Different isoforms of MAP2 are expressed in the neural lineage cells (41). The primer pair used in the present study detects MAP2a, MAP2b and MAP2c isoforms. These isoforms of MAP2 were expressed in different stages of neuronal differen-tiation. MAP2c is an early neuronal marker and its expression decreased in the mature neurons. MAP2b was expressed in terminally differentiated neurons as well as during differentiation. MAP2a expression was detectable in mature neurons (39). We observed a two-fold increase in the expression of MAP2 in one of treated PBMSCs as compared with non-treated PBMSCs. This data along with expression pattern of other markers suggested that PBMSCs differentiated into neuron like cells following treatment with Noggin. In contrast, qPCR analysis showed a decrease of MAP2 expression in the other two PBMSCs treated with noggin, pro-posing the differentiation of these treated cells into oligodendrocytes. This fact was confirmed by morphology assessment of treated PBMSCs. A previous study on differentiating oligodendrocytes has demonstrated that MAP2 expression transiently increased in preoligodendrocytes. Its expression was decreased at the onset of terminal differentia-tion of oligodendrocytes (42).

Enolase is a key enzyme in the glycolytic pathway which plays an important role in energy production for cells. It has been revealed that γ-enolase (Eno2) was only found in cells of neuronal lineage (43). Our results showed that NSE expression level was increased in one of treated cell cultures with Noggin, consistent with their differentiation into neuron like cells. The previous studies indicated that the expression level of NSE increased during the oligodendrocyte differentiation and NSE expression was repressed in mature oligodendrocytes (44). Furthermore, it has been found that low levels of NSE expression are present in astrocytes. Therefore, NSE expression data in our study suggested that treatment with Noggin was accompanied by differentiation of PBMSCs into different types of neurons, astrocytes and oligodendrocytes.

In general, our results showed that PBMSCs could express some neural markers including Nestin, βIII tubulin, NFM, MAP2 and NSE. Accordingly, PBMSCs are a potential source of cells that can be used to generate neuronal cells. Although different induction protocols were published about differentiation of MSCs into neuron like cells, the introduction of new protocols could improve our understanding from the characteristics of MSCs and the neuron like cells derived from MSCs.
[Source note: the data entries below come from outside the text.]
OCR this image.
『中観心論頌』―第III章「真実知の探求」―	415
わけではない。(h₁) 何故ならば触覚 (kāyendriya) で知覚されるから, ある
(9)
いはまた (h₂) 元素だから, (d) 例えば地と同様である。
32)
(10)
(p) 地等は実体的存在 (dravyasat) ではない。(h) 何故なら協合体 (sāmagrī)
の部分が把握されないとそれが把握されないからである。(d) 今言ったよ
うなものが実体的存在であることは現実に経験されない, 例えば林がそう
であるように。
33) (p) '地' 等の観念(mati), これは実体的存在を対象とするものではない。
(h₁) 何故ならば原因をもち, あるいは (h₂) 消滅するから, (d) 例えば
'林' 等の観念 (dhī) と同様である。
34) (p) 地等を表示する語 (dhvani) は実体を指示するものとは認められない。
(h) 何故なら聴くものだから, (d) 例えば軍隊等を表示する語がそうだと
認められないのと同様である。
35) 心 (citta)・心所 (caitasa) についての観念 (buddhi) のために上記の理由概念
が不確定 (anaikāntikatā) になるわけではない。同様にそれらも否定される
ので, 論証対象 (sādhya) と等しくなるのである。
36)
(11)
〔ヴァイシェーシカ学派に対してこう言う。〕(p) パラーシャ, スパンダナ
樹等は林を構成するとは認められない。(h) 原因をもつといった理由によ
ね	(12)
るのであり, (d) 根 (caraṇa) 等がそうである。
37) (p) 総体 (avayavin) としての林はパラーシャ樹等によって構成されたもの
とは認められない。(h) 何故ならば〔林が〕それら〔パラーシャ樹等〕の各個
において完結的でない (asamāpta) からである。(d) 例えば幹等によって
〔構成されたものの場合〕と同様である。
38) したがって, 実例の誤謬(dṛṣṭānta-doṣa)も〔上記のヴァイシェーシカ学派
Furthermore, the results obtained from this study provide evidence of neuronal differentiation of MSCs upon treatment with Noggin. However, neural marker expression analysis cannot be used as the only proof to demonstrate the neuronal differentiation of MSCs following treatment with Noggin and the complete understanding of these cells needs additional studies from the molecular, biological and physiological aspects.

Conflict of interest

The authors declared no conflict of interests.